“No, I mean, where are you right now?” She frowns. “Are you in bed?”
Oh, damn.
In the FaceTime preview, I see Yasmen and me sitting shoulder to shoulder, propped up by pillows, our heads nearly touching as we both try to fit into the shot.
Yasmen straightens, leaning a few inches away from me. “We’re, um, just waiting for room service.”
“We were in meetings all day,” I add. “And didn’t feel like going out, so we’re eating in your mom’s hotel room.”
“Cool,” Kassim says, not questioning. Deja’s eyes, however, remain on us, fixed and suspicious. “Guess what Grandma told Deja today.”
“Oh, Lord,” Yasmen says. “What?”
“She said,” Deja begins and laughs. “‘You so hardheaded, you don’t believe fatback is greasy.’”
“Itisgreasy!” Kassim pipes in. “She fried some and there was grease everywhere.”
“And she started playing her music while she was cooking,” Deja goes on. “But stuff I’ve never heard like ‘Merry Christmas’ by the Temptations and ‘Jesus Is Love’ by the Commotion.”

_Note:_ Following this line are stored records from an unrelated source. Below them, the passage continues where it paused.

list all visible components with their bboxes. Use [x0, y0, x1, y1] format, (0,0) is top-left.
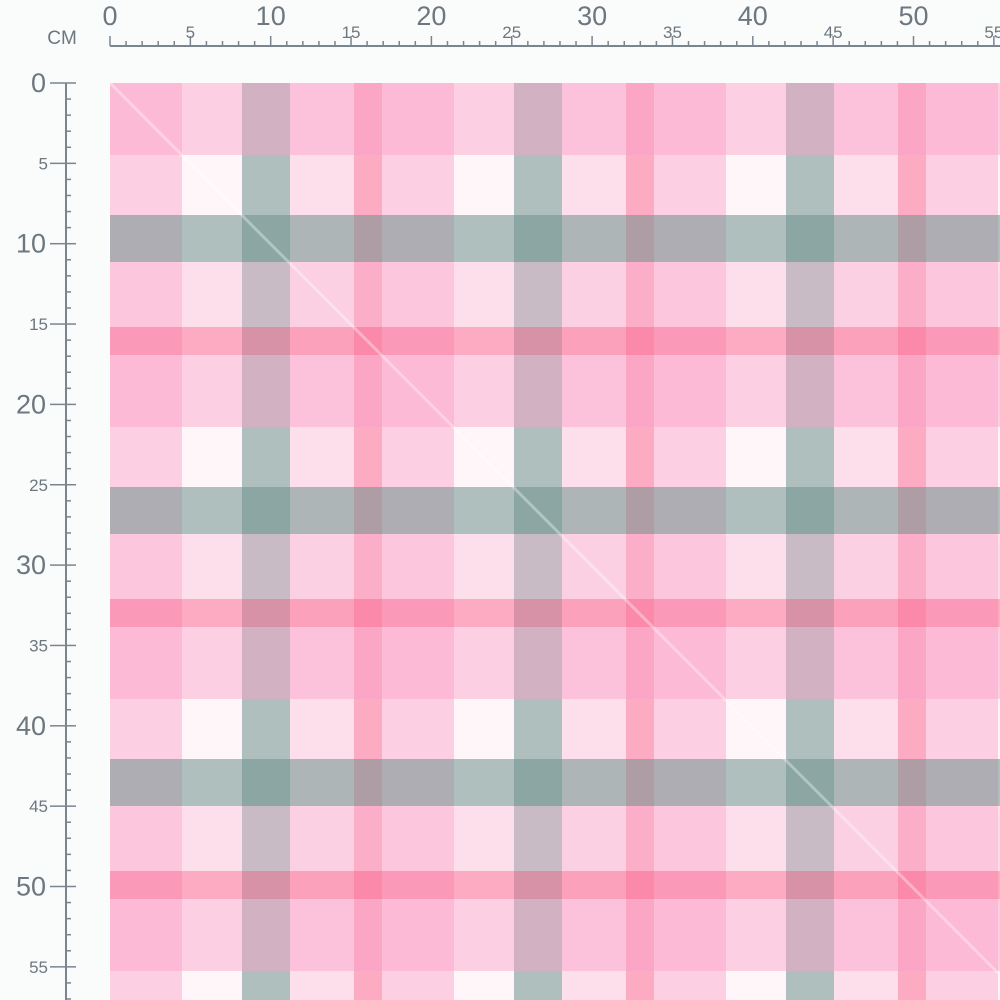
top-ruler-label: 0 — [102, 1, 117, 31]
left-ruler-label: 35 — [29, 636, 48, 655]
left-ruler-label: 55 — [29, 958, 48, 977]
left-ruler-label: 20 — [16, 389, 46, 419]
left-ruler-label: 30 — [16, 550, 46, 580]
top-ruler-label: 10 — [256, 1, 286, 31]
sheen — [108, 81, 1000, 977]
left-ruler-label: 40 — [16, 711, 46, 741]
top-ruler: 0 5 10 15 20 25 30 35 40 45 50 55 — [102, 1, 1000, 47]
top-ruler-label: 5 — [186, 23, 195, 42]
left-ruler-label: 10 — [16, 229, 46, 259]
top-ruler-label: 20 — [416, 1, 446, 31]
top-ruler-label: 40 — [738, 1, 768, 31]
left-ruler-label: 45 — [29, 797, 48, 816]
top-ruler-label: 25 — [502, 23, 521, 42]
left-ruler: 0 5 10 15 20 25 30 35 40 45 50 55 — [16, 68, 76, 1000]
left-ruler-label: 50 — [16, 872, 46, 902]
top-ruler-label: 50 — [898, 1, 928, 31]
unit-label: CM — [47, 28, 77, 49]
top-ruler-label: 45 — [824, 23, 843, 42]
top-ruler-label: 15 — [342, 23, 361, 42]
left-ruler-label: 15 — [29, 315, 48, 334]
left-ruler-label: 0 — [31, 68, 46, 98]
plaid-fabric — [110, 83, 1000, 1000]
top-ruler-label: 55 — [984, 23, 1000, 42]
left-ruler-label: 25 — [29, 476, 48, 495]
left-ruler-label: 5 — [39, 154, 48, 173]
top-ruler-label: 35 — [663, 23, 682, 42]
top-ruler-label: 30 — [577, 1, 607, 31]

“The Commodores,” I correct.
“Put your grandmother on the phone,” Yasmen says after a few more minutes of them relaying all the weird things Carole did with chitterlings and bins from the Container Store.
“Okay,” Kassim says, running from the room and holding his phone. “Grandma!”

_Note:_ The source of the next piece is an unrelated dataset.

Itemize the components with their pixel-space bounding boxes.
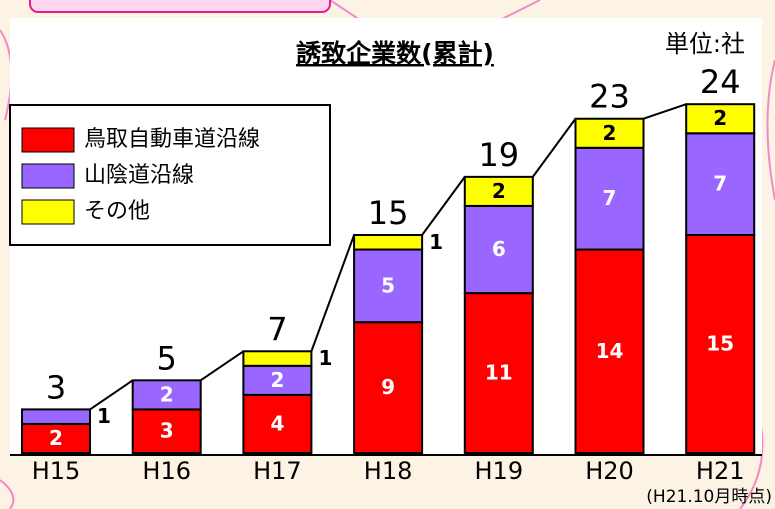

“I’m gonna take this into the sitting room,” Yasmen says, standing and leaving the bedroom just before I hear Carole come on to greet her.
She doesn’t want her mother asking the kinds of questions Deja did, doesn’t want her to realize we had to share a room. Carole and Yasmen are still chatting when our food arrives. I tip the server and set our tray down at the small table in the dining area.
“Mama says hey,” Yasmen offers, sitting at the table across from me.
I lift the lid from my dish to reveal the chicken piccata I ordered. “They haven’t driven her crazy yet?”
“Not yet.” Yasmen laughs, lifting the lid from her dish too. “Ooooh. This steak looks delish.”
She eyes my chicken covetously. So predictable.
“And yet,” I say, my smile knowing, “you want to taste mine.”
“I mean, just a little.” She holds up two fingers, squeezing a tiny bit of space between the tips.
I slide my plate across to her, and she slides hers across to me. We always shared our food, sampling whatever was on the other’s plate.
“Oh, this is so good,” she moans.
I bite into the steak, which seems to dissolve in my mouth, it’s so tender. “Damn, that is good.”
“Halvsies?” A hopeful grin crooks the corners of her lips.
Wordlessly I slide my plate across the table, and she divides her steak and puts half onto my plate and then does the same with my chicken. She passes the plate back to me and we dig in, grunting at how good it is.
“Not bad for hotel food.” I wipe my mouth with the linen napkin and lean back in my seat. “Want dessert?”
“What I want,” she says, “is to taste that Yamazaki.”
“Seriously?”
“Break it out. You’ll just take it to your house and let it molder for the next half century.”